Lydie Demené, maire de Port-des-Barques (17), commune touristique classée, a souligné la nécessité pour sa commune de « toujours chercher de l’aide y compris financières ». Car sans l’ingénierie et les financements apportés par la communauté d'agglomération Rochefort Océan, le département de la Charente et le soutien du réseau de l’ANETT, l’élue estime qu’elle n’aurait pas réussi à développer avec succès son projet de développement de l’accès à « l’île Madame » et le dispositif des pass découvertes et des pass nature.

Le poids du numérique

Laurent Hénart, comme les autres élus présents, a souligné que la promotion touristique de sa commune est désormais liée au développement du numérique et des réseaux sociaux. Mais qui dit internet, dit ouverture à l’international, et donc investissement sur des sites multi-langues et des services dédiés en interne ou externe aux communes. Pour le maire de Nancy, « le numérique peut être une contrainte mais ça ne doit pas être une menace ». « Plus on communique et plus on a de retours », a souligné Corine Maironi-Gonthier en conseillant aux collectivités de lire et d’analyser les retours qui sont faits sur internet afin de s’améliorer.

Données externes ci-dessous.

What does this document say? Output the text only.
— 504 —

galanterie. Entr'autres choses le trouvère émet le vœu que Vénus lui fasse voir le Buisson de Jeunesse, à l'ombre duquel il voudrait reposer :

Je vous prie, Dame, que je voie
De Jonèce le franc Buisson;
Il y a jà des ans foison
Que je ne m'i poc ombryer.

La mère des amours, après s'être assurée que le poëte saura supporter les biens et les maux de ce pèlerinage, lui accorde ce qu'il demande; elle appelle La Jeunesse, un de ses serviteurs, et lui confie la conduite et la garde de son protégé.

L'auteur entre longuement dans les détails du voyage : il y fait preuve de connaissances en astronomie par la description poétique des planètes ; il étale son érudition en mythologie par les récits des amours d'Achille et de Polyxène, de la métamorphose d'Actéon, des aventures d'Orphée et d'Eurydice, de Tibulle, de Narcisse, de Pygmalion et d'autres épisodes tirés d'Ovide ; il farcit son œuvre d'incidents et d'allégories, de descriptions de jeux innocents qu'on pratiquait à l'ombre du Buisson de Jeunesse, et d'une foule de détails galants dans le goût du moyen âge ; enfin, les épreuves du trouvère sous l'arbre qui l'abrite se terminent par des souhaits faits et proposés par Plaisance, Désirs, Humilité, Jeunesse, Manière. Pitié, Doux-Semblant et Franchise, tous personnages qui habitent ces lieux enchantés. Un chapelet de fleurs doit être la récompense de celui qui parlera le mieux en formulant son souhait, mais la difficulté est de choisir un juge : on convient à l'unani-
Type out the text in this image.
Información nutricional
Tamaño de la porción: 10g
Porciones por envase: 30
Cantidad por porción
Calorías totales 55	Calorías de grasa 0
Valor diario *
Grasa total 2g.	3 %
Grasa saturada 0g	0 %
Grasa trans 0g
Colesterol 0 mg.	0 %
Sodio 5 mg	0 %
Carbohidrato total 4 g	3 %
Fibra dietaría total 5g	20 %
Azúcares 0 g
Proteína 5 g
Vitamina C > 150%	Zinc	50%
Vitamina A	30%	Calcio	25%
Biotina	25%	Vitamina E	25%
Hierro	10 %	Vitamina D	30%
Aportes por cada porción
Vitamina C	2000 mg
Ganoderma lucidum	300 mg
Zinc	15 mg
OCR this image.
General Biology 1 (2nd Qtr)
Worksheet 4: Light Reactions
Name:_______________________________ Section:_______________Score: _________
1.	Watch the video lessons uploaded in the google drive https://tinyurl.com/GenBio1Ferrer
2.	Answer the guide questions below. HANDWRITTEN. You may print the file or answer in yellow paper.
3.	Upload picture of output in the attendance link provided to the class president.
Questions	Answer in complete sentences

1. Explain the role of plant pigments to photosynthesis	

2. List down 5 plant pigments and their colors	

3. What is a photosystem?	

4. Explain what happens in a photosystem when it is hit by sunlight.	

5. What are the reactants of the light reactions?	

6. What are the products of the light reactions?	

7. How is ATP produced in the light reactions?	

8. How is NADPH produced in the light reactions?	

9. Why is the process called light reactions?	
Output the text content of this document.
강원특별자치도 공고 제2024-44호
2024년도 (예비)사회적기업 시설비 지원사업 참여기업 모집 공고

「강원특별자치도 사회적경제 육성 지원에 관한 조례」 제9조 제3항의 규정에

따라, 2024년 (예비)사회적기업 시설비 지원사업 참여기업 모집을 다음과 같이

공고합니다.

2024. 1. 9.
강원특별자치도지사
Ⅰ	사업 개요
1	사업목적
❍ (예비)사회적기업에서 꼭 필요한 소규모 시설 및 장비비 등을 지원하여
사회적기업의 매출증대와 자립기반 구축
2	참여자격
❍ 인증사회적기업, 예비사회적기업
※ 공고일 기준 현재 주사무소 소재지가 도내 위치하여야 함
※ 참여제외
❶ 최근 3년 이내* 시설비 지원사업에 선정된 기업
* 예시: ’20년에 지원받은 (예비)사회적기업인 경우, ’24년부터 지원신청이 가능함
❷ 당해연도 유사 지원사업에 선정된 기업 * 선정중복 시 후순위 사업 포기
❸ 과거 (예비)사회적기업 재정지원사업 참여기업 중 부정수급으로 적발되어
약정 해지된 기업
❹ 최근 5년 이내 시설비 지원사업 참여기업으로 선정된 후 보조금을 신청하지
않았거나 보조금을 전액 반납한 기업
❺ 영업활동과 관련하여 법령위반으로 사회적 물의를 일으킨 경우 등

De nouvelles mesures pour les communes touristiques et stations classées

De nouvelles mesures ont été votées dans le cadre de la discussion du projet de loi « Engagement et proximité » concernant les communes touristiques et les stations classées. Les principales mesures portent sur l’exercice des compétences. Ainsi, et sauf avis contraire de la commission mixte paritaire prévue le 11 décembre prochain, les communes touristiques érigées en stations classées de tourisme pourront « décider, par délibération et après avis de l’organe délibérant de la communauté de communes (ou d’agglomération), de conserver ou de retrouver l’exercice de la compétence promotion du tourisme, dont la création d’offices de tourisme ». Il en est de même pour les communes touristiques non classées, à la différence que si elles veulent retrouver la compétence « promotion et création d’offices », elles devront obtenir l’accord de l’EPCI par délibérations concordantes. Il est également prévu que le classement en communes touristiques relève dorénavant d’un arrêté de l’autorité administrative compétente et non plus d’un décret. 

En conclusion, Pierre-Alain Roiron rappelle que le tourisme des villes est une manière d’«offrir du bonheur » aux gens. Cela porte nécessairement conséquence sur la dynamique que les offices vont développer : renouveler les animations, mettre en avant les acteurs locaux, etc. « Une des vraies questions que les élus doivent se poser, c’est comment mieux accueillir les touristes. Des progrès ont été faits. Et des marges de progression sont encore possibles quel que soit le territoire ». Laurent Peyrondet a souligné la nécessité de « cultiver l’authenticité française, et d’offrir du bien-être, du confort, du lien social… », et plus globalement de « repenser la politique nationale et locale du tourisme » pour répondre de tous les enjeux évoqués lors de ce Forum.